Тут Лёху окончательно прорвало. Большими шагами он пересёк свой просторный кабинет и вдруг распахнул и захлопнул дверь фотобокса с такою силой, что ключ вылетел из скважины, а со стены бокса посыпались куски отсохшей белой краски. Затем он вплотную подошёл к Заломову и, глядя ему в глаза, громко и быстро проговорил:
– Владислав, ну что ты ходишь всё вокруг да около? Евреи лучше организованы потому, что у них есть сильная организация с сильным центром, и цель этой организации – пролезть во все тёплые щели, проникнуть как можно выше и глубже в систему управления экономикой и общественным мнением. Короче говоря, их цель – поставить под контроль все важные позиции в нашей стране и не только в ней.

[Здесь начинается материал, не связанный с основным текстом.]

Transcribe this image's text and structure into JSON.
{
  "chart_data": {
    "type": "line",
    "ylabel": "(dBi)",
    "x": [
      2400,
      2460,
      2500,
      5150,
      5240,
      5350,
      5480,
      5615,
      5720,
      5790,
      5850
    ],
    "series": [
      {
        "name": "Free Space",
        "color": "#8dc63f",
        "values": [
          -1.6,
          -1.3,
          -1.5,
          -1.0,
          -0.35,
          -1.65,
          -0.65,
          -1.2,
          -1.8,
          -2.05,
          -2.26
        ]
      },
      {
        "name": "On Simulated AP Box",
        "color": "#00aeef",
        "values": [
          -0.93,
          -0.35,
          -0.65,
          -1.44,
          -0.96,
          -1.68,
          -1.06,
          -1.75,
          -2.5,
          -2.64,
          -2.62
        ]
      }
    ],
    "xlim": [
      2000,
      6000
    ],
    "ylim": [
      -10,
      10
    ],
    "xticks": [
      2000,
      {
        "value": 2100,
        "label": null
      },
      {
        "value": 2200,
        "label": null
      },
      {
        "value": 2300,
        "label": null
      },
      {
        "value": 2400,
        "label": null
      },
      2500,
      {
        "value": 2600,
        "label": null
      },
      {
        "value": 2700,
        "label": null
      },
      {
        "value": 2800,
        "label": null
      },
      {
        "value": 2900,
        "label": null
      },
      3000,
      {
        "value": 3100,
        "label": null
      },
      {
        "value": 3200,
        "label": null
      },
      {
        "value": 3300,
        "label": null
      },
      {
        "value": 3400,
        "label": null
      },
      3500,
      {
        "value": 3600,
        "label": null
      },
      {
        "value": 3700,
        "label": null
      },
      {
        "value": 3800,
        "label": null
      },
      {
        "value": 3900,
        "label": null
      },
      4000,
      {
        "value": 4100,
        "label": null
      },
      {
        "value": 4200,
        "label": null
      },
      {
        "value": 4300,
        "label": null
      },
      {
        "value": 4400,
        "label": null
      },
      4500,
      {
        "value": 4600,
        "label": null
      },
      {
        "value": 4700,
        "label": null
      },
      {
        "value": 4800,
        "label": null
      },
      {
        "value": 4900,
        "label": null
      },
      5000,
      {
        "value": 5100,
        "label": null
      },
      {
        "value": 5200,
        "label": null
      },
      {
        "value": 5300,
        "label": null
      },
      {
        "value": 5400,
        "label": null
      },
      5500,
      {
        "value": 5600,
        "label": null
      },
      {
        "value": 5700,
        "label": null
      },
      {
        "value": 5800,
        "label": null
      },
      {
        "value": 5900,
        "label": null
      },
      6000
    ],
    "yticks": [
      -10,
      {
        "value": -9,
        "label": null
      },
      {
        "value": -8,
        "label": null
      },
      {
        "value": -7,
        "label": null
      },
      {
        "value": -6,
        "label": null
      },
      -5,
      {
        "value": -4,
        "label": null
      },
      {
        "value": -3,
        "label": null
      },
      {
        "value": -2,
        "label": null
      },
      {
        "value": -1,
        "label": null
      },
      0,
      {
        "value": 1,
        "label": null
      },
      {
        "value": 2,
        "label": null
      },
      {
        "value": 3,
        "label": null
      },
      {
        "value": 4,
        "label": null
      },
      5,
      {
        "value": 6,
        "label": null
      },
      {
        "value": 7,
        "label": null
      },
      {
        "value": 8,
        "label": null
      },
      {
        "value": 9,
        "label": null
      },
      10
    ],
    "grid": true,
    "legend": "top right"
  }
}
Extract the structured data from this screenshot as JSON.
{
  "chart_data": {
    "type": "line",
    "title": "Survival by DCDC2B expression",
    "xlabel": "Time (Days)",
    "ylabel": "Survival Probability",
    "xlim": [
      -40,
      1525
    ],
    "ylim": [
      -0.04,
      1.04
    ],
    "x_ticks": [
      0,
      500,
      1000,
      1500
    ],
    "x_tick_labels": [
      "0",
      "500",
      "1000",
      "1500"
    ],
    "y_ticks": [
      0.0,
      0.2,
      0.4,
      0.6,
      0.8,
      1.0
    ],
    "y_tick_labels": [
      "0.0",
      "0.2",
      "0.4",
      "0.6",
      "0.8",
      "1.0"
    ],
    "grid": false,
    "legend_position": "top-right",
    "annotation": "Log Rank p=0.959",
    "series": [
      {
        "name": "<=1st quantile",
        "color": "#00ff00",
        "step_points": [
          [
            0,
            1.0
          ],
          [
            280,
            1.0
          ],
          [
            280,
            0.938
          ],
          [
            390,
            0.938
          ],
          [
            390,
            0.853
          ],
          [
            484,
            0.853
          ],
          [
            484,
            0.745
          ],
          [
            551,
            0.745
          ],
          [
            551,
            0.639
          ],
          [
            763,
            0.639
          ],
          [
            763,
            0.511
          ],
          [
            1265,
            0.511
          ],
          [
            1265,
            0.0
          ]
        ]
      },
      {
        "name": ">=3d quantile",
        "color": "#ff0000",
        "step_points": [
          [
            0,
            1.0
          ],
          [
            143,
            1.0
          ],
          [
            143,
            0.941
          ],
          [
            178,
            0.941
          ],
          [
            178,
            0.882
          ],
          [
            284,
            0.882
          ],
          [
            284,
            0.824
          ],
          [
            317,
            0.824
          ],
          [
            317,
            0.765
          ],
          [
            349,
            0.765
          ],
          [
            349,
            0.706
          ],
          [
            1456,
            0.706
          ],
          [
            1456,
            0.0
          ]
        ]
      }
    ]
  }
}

– Ну и где же, по-твоему, находится их центр? Едва ли в Кремле. Ведь во всех госучреждениях отдел кадров зорко следит, чтобы еврейский процент не превысил определённой величины.
Эти слова Заломова слегка успокоили Стукалова.
– Вот, Слава, ты сам, фактически, и ответил. Их центр, конечно же, за границей, в Израиле или в США, а у нас действует мощная, хорошо проплаченная и глубоко законспирированная сеть многочисленных локальных еврейских центров, которые получают инструкции из-за кордона.
– И кто же возглавляет эти подпольные центры? Уж не подпольные ли раввины разных рангов? – спросил Заломов с кривой усмешкой, вспоминая вчерашний пьяный вздор Драганова.
– Зря смеёшься. Егор Петрович считает, что в каждом академическом институте есть свой раввин.
– И кто же раввин у нас?
Этот вопрос поверг Стукалова в замешательство. Ему хотелось ответить, но он не решался. И всё-таки тщеславие человека, приближенного к высшим сферам, взяло верх.
– Услышишь – не поверишь, – Лёха растянул свои толстые губы в милую, застенчивую улыбку. – Шеф откуда-то знает, что это твой хороший знакомый – обаятельный и загадочный Аркадий Павлович Кедрин.
Заломов был потрясён. Душа его оказалась во власти сразу двух эмоций – ярости и ужаса – и эта кошмарная смесь сковала ему язык. На миг ему почудилось, что он насильно помещён в психушку, что вокруг него одни сумасшедшие – и пациенты, и санитары, и врачи. Но такое эмоциональное напряжение не могло длиться долго. Спустя несколько секунд сознание Заломова прояснилось, и он снова обрёл божественный дар членораздельной речи.
– Ну что ты несёшь, Лёшка? Да вы все тут с ума посходили! В каждом нестандартном человеке вам мерещится еврей, а если тот человек талантлив, так он вырастает в вашем воображении аж до раввина. Может быть, и я для вас подпольный еврей?
Румянец на щеках Стукалова окончательно сошёл на нет. Удерживая улыбку честного человека, он ответил:
– Господи, какой же ты еврей, Слава? Посмотри в зеркало.
– Внешний вид обманчив. Ты рискуешь ошибиться.
– О, нет, Слава, в данном случае я нисколько не рискую. Ты же в нашей лаборатории, а это значит, что шеф уже давным-давно перетряс всю твою родословную и даже архивы твоих предков просмотрел, если, конечно, нашёл. Все мы тут, старик, отборные и отобранные. Так что можешь гордиться своею кровью.
Стукалов сел в кресло и, казалось, окончательно успокоился.